The children picked up the family habit of sketching and painting, and learned music by listening to their mother at the piano before breakfast. They would then get a lesson or two from their father, carefully structured but not especially cerebral: history and geography, for example, involved boiling up old newspapers to make relief maps out of papier-mâché. For the rest of the day they were ‘left to their own devices’, doing the sorts of thing that would later be re-created by their friend Arthur Ransome in Swallows and Amazons. Collingwood remembered exploring the countryside on foot or by bike or in a little boat called Swallow, learning to recognise plants, rocks, wildlife and stars. He would also accompany his father on increasingly ambitious excavations of nearby Roman settlements, and back home he might pick up one of the books he found lying around – Kant for example – or join in adult discussions of paintings in progress. Or he could settle to playing the piano, or write illustrated tales of imaginary countries for the family’s monthly manuscript magazine.
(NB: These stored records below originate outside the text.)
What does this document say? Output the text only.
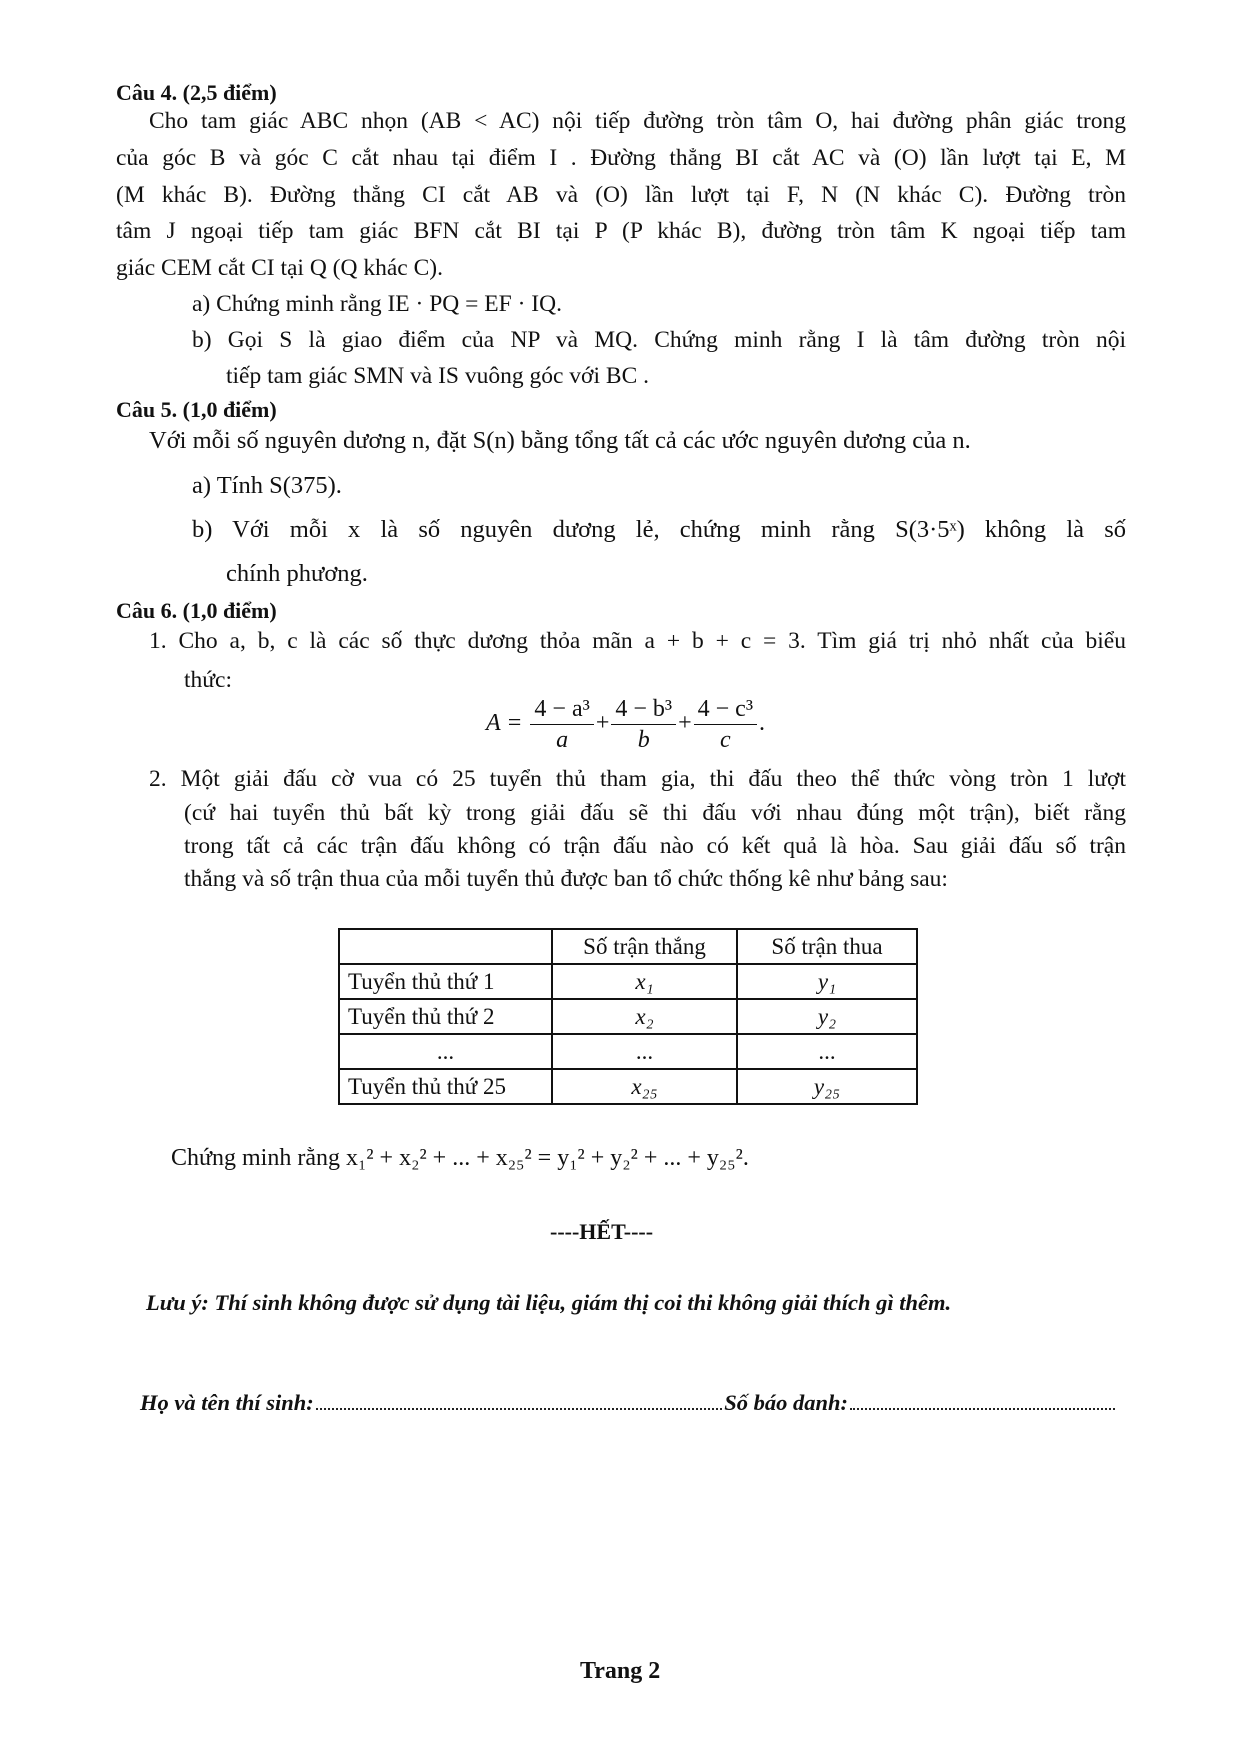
Câu 4. (2,5 điểm)
Cho tam giác ABC nhọn (AB < AC) nội tiếp đường tròn tâm O, hai đường phân giác trong
của góc B và góc C cắt nhau tại điểm I . Đường thẳng BI cắt AC và (O) lần lượt tại E, M
(M khác B). Đường thẳng CI cắt AB và (O) lần lượt tại F, N (N khác C). Đường tròn
tâm J ngoại tiếp tam giác BFN cắt BI tại P (P khác B), đường tròn tâm K ngoại tiếp tam
giác CEM cắt CI tại Q (Q khác C).
a) Chứng minh rằng IE · PQ = EF · IQ.
b) Gọi S là giao điểm của NP và MQ. Chứng minh rằng I là tâm đường tròn nội
tiếp tam giác SMN và IS vuông góc với BC .
Câu 5. (1,0 điểm)
Với mỗi số nguyên dương n, đặt S(n) bằng tổng tất cả các ước nguyên dương của n.
a) Tính S(375).
b) Với mỗi x là số nguyên dương lẻ, chứng minh rằng S(3·5ˣ) không là số
chính phương.
Câu 6. (1,0 điểm)
1. Cho a, b, c là các số thực dương thỏa mãn a + b + c = 3. Tìm giá trị nhỏ nhất của biểu
thức:
$A = \frac{\text{4 − a³}}{a} + \frac{\text{4 − b³}}{b} + \frac{\text{4 − c³}}{c}$ .
2. Một giải đấu cờ vua có 25 tuyển thủ tham gia, thi đấu theo thể thức vòng tròn 1 lượt
(cứ hai tuyển thủ bất kỳ trong giải đấu sẽ thi đấu với nhau đúng một trận), biết rằng
trong tất cả các trận đấu không có trận đấu nào có kết quả là hòa. Sau giải đấu số trận
thắng và số trận thua của mỗi tuyển thủ được ban tổ chức thống kê như bảng sau:
	Số trận thắng	Số trận thua
Tuyển thủ thứ 1	x₁	y₁
Tuyển thủ thứ 2	x₂	y₂
...	...	...
Tuyển thủ thứ 25	x₂₅	y₂₅
Chứng minh rằng x₁² + x₂² + ... + x₂₅² = y₁² + y₂² + ... + y₂₅².
----HẾT----
Lưu ý: Thí sinh không được sử dụng tài liệu, giám thị coi thi không giải thích gì thêm.
Họ và tên thí sinh:	Số báo danh:
Trang 2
If the experiences of Collingwood and Mill are anything to go by, Ruskinians make much better parents than Benthamites, or at least more indulgent ones. And the differences in parental attitude reflected differences in intellectual ideals. Mill was brought up to believe in the supremacy of intellectual progress, which was destined to continue in a straight line for ever. He was convinced that, as far as moral theory was concerned, Bentham’s principle of ‘greatest happiness’ had inaugurated a ‘new era in thought’ in which ‘all previous moralists were superseded,’ and he had no doubt that similar reasoning was going to resolve every other problem in due course. Collingwood, on the other hand, grew up believing in endless enigmas and the abiding necessity of art.